Nenhuma me doeu! Fiquei com nódoas negras, inchado, o corpo todo macerado. Eu não deixei que me doessem. 

Nós temos coisas fantásticas! Quando nós treinamos a coragem, quando nós determinamos que «Por aqui é que eu não vou!» Eh pá, nós ganhamos uma energia! Não há nada que seja capaz de nos derrubar.

 (...)

Para conseguir a primeira visita, o meu pai, a minha mãe, só me puderam visitar quase dez dias depois de ter sido preso. A sala de visitas tinha um vidro daqui desse lado e tinha aqui umas grades com um vidro de cada lado, (não é?) (…) Um guarda sentado ao meu lado e, do outro lado, estava também um guarda sentado ao lado das visitas. A minha mãe, quando entrou na sala de visitas e me viu ainda combalido, a minha mãe, coitada, desatou a chorar: "O meu filho! O meu filho!”. E o meu pai, que era um homem analfabeto, olhou para mim e leu logo assim: O meu filho está-se a aguentar! E disse: “Filho, eu já vi que te estás a portar como um homem. Filho, aguenta-te, meu filho! Aguenta-te! (Emociona-se.)

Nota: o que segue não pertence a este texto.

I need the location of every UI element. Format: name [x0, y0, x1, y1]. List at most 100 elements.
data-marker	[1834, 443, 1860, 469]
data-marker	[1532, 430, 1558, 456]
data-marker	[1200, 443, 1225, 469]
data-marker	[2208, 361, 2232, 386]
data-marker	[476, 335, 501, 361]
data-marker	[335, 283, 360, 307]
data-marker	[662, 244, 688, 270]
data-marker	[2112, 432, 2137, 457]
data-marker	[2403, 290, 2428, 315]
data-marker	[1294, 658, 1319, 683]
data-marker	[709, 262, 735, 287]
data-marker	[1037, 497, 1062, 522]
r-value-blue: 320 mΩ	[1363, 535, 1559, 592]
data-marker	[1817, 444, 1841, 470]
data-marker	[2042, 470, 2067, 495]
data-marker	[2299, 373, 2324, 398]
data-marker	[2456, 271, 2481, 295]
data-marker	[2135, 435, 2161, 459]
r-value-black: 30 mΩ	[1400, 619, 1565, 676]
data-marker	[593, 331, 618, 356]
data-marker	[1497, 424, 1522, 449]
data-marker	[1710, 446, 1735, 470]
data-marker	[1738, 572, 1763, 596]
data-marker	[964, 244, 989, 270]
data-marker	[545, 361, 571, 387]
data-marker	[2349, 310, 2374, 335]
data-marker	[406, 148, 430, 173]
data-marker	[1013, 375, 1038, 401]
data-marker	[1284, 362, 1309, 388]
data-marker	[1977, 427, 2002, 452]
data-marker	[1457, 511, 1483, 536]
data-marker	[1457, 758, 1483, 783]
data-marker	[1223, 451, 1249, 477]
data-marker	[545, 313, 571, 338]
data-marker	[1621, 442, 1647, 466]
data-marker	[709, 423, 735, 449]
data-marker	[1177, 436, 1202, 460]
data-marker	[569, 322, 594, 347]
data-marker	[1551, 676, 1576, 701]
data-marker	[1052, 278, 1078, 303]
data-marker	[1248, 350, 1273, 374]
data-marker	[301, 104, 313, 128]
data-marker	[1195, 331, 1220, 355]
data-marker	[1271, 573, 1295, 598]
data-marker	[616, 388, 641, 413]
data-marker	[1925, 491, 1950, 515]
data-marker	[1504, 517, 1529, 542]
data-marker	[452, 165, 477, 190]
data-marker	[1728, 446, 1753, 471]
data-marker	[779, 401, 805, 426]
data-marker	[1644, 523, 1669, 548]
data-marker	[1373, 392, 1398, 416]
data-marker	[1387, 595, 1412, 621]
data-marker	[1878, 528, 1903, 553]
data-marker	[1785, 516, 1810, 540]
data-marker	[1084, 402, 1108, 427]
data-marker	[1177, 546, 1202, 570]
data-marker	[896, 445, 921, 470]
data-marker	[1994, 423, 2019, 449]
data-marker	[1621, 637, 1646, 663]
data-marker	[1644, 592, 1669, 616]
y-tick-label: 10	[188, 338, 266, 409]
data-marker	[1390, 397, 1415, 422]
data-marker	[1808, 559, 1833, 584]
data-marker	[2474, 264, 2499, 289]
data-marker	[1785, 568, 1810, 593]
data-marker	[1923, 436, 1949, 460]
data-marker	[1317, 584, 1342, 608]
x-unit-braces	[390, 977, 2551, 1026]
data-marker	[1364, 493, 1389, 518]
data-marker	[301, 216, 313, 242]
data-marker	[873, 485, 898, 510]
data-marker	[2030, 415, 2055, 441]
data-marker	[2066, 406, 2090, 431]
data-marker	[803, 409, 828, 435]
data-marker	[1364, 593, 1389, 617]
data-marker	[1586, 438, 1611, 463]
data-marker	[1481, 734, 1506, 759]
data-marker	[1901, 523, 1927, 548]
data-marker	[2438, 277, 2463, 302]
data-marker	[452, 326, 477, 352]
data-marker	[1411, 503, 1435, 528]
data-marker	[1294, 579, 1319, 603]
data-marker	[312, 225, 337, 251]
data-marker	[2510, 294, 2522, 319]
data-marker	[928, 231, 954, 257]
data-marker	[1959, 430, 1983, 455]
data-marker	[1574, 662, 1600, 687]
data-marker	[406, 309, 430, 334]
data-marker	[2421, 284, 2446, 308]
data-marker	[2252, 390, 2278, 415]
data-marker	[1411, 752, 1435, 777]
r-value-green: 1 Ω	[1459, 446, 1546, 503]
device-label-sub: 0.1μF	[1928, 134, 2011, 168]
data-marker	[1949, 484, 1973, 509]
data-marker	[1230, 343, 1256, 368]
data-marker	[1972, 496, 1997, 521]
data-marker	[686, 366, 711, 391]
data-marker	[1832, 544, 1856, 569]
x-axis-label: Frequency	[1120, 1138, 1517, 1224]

Imaginem a vitamina que isto nos dá, quando nós também estamos preocupados com os nossos familiares queridos, que se preocupam muito connosco (não é?) e que vão sofrer por nos verem assim... Quando o meu pai me diz isto, oh pá, venham de lá todas as pancadas... Estou cá para as aguentar. (Emociona-se.) Fui a julgamento. Um julgamento caricato. (...) O juiz começou a ler a sentença (...), chamou o meu nome: “Clemente Alves, 14 meses de prisão, que vai cumprir na Fortaleza do Forte de Peniche.”.